- Directed by: John Swab
- Produced by: John Swab; Jeremy M. Rosen;
- Starring: Olivia Luccardi; Sam Quartin; Eden Brolin; Owen Campbell; Virginia Rand; William Baldwin;
- Cinematography: Will Stone
- Edited by: John David Allen; Andrew Aaronson;
- Music by: David Sardy
- Production company: Roxwell Films
- Distributed by: Quiver Distribution
- Release dates: August 9, 2022 (Locarno); January 6, 2023 (United States);
- Running time: 93 minutes
- Country: United States
- Language: English

= Candy Land (film) =

Candy Land is a 2022 American horror thriller film written and directed by John Swab and starring Olivia Luccardi, Sam Quartin, Eden Brolin, Owen Campbell, Virginia Rand and William Baldwin.

==Plot==
A seemingly naive and devout young woman navigates her way through the underground world of truck stop sex workers known as "lot lizards".

==Cast==
- Eden Brolin as Riley
- William Baldwin as Sheriff Rex
- Olivia Luccardi as Remy
- Owen Campbell as Levi
- Guinevere Turner as Nora
- Sam Quartin as Sadie
- Virginia Rand as Liv

==Release==
The film premiered at the Locarno Film Festival in August 2022. It was also screened at the New York City Horror Film Festival on December 1, 2022. In November 2022, it was announced that Quiver Distribution acquired North American distribution rights to the film, which was released in theaters and on demand on January 6, 2023.

==Reception==
The film has a 77% rating on Rotten Tomatoes based on 22 reviews. Meagan Navarro of Bloody Disgusting awarded the film three and a half skulls out of five. Mary Beth McAndrews of Dread Central awarded the film four and a half stars out of five. Christian Zilko of IndieWire graded the film a B+. Michael Talbot-Haynes of Film Threat rated the film a 9.5 out of 10.
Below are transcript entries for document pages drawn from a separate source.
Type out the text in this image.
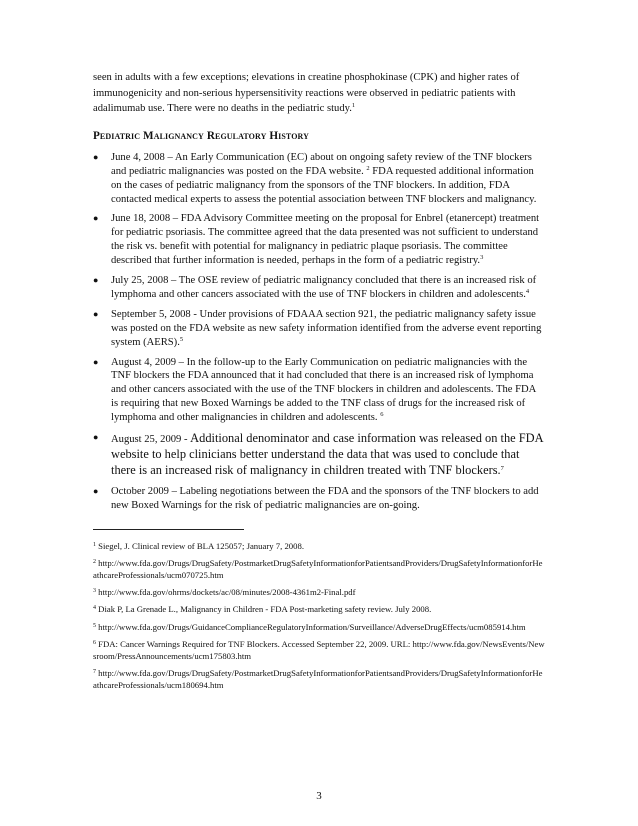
seen in adults with a few exceptions; elevations in creatine phosphokinase (CPK) and higher rates of immunogenicity and non-serious hypersensitivity reactions were observed in pediatric patients with adalimumab use. There were no deaths in the pediatric study.$^1$

Pediatric Malignancy Regulatory History

●	June 4, 2008 – An Early Communication (EC) about on ongoing safety review of the TNF blockers and pediatric malignancies was posted on the FDA website. $^2$ FDA requested additional information on the cases of pediatric malignancy from the sponsors of the TNF blockers. In addition, FDA contacted medical experts to assess the potential association between TNF blockers and malignancy.
●	June 18, 2008 – FDA Advisory Committee meeting on the proposal for Enbrel (etanercept) treatment for pediatric psoriasis. The committee agreed that the data presented was not sufficient to understand the risk vs. benefit with potential for malignancy in pediatric plaque psoriasis. The committee described that further information is needed, perhaps in the form of a pediatric registry.$^3$
●	July 25, 2008 – The OSE review of pediatric malignancy concluded that there is an increased risk of lymphoma and other cancers associated with the use of TNF blockers in children and adolescents.$^4$
●	September 5, 2008 - Under provisions of FDAAA section 921, the pediatric malignancy safety issue was posted on the FDA website as new safety information identified from the adverse event reporting system (AERS).$^5$
●	August 4, 2009 – In the follow-up to the Early Communication on pediatric malignancies with the TNF blockers the FDA announced that it had concluded that there is an increased risk of lymphoma and other cancers associated with the use of the TNF blockers in children and adolescents. The FDA is requiring that new Boxed Warnings be added to the TNF class of drugs for the increased risk of lymphoma and other malignancies in children and adolescents. $^6$
●	August 25, 2009 - Additional denominator and case information was released on the FDA website to help clinicians better understand the data that was used to conclude that there is an increased risk of malignancy in children treated with TNF blockers.$^7$
●	October 2009 – Labeling negotiations between the FDA and the sponsors of the TNF blockers to add new Boxed Warnings for the risk of pediatric malignancies are on-going.

$^1$ Siegel, J. Clinical review of BLA 125057; January 7, 2008.

$^2$ http://www.fda.gov/Drugs/DrugSafety/PostmarketDrugSafetyInformationforPatientsandProviders/DrugSafetyInformationforHeathcareProfessionals/ucm070725.htm

$^3$ http://www.fda.gov/ohrms/dockets/ac/08/minutes/2008-4361m2-Final.pdf

$^4$ Diak P, La Grenade L., Malignancy in Children - FDA Post-marketing safety review. July 2008.

$^5$ http://www.fda.gov/Drugs/GuidanceComplianceRegulatoryInformation/Surveillance/AdverseDrugEffects/ucm085914.htm

$^6$ FDA: Cancer Warnings Required for TNF Blockers. Accessed September 22, 2009. URL: http://www.fda.gov/NewsEvents/Newsroom/PressAnnouncements/ucm175803.htm

$^7$ http://www.fda.gov/Drugs/DrugSafety/PostmarketDrugSafetyInformationforPatientsandProviders/DrugSafetyInformationforHeathcareProfessionals/ucm180694.htm

3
Noel Murray of the Los Angeles Times gave the film a positive review and wrote, "It’s possible Swab made this film just to tell a story about the more compassionate side of prostitution. If so, the movie’s guilty-pleasure thrills are just a bonus."

Jon Mendelsohn of Comic Book Resources also gave the film a positive review and wrote, "Candy Land succeeds at juggling multiple genres at once, resulting in a memorable, layered, and bloody slow-burn of a horror flick."

Beatrice Loayza of The New York Times also gave the film a positive review and wrote, "Candy Land is standard grindhouse fare(...)though not without its fair share of pleasurable nastiness."